I have a 3D vector Starting at some point A and ending at some point B. I have an arrow sitting at point A. I need to rotate the arrow such that it is pointing along the vector from point A to point B. The arrow starts pointing along the y axis (take a look at the image to see this better). I'm really not much of a mathematician and I'm struggling with this. Any help would be much appreciated.
On
Let's call your first vector--the one from A to B-- $\vec x=\langle x_1,x_2,x_3\rangle$. Let us call the other vector $\vec y=\langle y_1,y_2,y_3\rangle$. We follow these steps:
Find the angle between $\vec x$ and $\vec y$. To calculate the angle between vectors, use the dot product. The dot product has the property that $\vec x\cdot\vec y=\Vert \vec x\Vert \Vert \vec y\Vert\cos\theta$, where $\theta$ is the angle between vectors. Translated to vector components, this means $$x_1y_1+x_2y_2+x_3y_3=\sqrt{(x_1^2+x_2^2+x_3^2)(y_1^2+y_2^2+y_3^2)}\cos\theta.$$ This allows you to calculate the angle $$\theta=\cos^{-1}\left(\frac{x_1y_1+x_2y_2+x_3y_3}{\sqrt{(x_1^2+x_2^2+x_3^2)(y_1^2+y_2^2+y_3^2)}}\right).$$
Find the direction of the axis of rotation. The axis of rotation is perpendicular to both of the vectors. To find a vector in that direction, use the cross product. The cross product is $\vec x\times\vec y=\langle x_2y_3-x_3y_2,x_3y_1-x_1y_3,x_1y_2-x_2y_1\rangle$. Let $z_1=x_2y_3-x_3y_2$, $z_2=x_3y_1-x_1y_3$, and $z_3=x_1y_2-x_2y_1$, with $\vec z=\vec x\times\vec y=\langle z_1,z_2,z_3\rangle.$ The next step will be easier if the vector pointing in the direction of the axis of rotation has length one. To this end, let $$\vec w=\langle\vec w_1,w_2,w_3\rangle=\left\langle \frac{z_1}{\sqrt{z_1^2+z_2^2+z_3^2}},\frac{z_2}{\sqrt{z_1^2+z_2^2+z_3^2}},\frac{z_3}{\sqrt{z_1^2+z_2^2+z_3^2}}\right\rangle.$$ $\vec w$ is also perpendicular to both $\vec x$ and $\vec y$, but has length $1$.

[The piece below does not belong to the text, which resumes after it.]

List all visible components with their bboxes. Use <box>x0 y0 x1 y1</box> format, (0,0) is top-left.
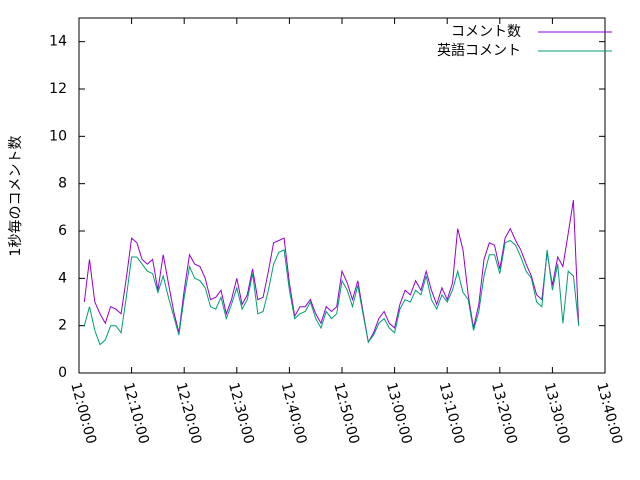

Use Rodrigues' Formula. Rodrigues' Formula tells us the components of the rotated vector based on $\vec w$ and $\theta$, and it uses the dot product and cross product again. It is: \begin{align*}\text{rotated vector}&=\vec y \cos\theta+(\vec w\times \vec y)\sin\theta+\vec w(\vec w\cdot\vec y)(1-\cos\theta)\\&=\langle y_1 \cos (\theta )-w_2 y_3 \sin (\theta )+w_3 y_2 \sin (\theta ),\\&w_1 y_3 \sin (\theta )-w_3 y_1 \sin (\theta )+y_2 \cos (\theta ),\\&-w_1 y_2 \sin (\theta )+w_2 y_1 \sin (\theta )+y_3 \cos (\theta )\rangle.\end{align*}
It is pretty complicated, but that is the simplest way to do it.
Edit: since $\vec w$ is perpendicular to $\vec y$, their dot product is zero, and so the result of Rodrigues' Formula is simpler. I changed it above.
So you need three things:
So the first step is simply cross product. 2nd step is angle between vectors using $$ a=\frac{acos(a_1 \cdot a_2)}{len(a_1)*len(a_2)} $$, where $len(a_0) = \sqrt{a_x^2+a_y^2+a_z^2}$
3rd step is a matrix: \begin{bmatrix} cos(a)+(1-cos(a))*x^2 & (1-cos(a))*x*y-sin(a)*z & (1-cos(a))*x*z+sin(a)*y & 0 \\ (1-cos(a))*y*x+sin(a)*z & cos(a)+(1-cos(a))*y^2 & (1-cos(a))*y*z-sin(a)*x & 0 \\ (1-cos(a))*z*x-sin(a)*y & (1-cos(a))*z*y+sin(a)*x & cos(a)+(1-cos(a))*z^2 & 0 \\ 0 & 0 & 0 & 1 \end{bmatrix} There $(x,y,z) = normalize(cross(a_1,a_2))$.
Note that you can only apply the matrix when the vectors start from origo, so you need translate the system from point A to origo using standard translate matrix. and then after applying the matrix, translate it back to point A.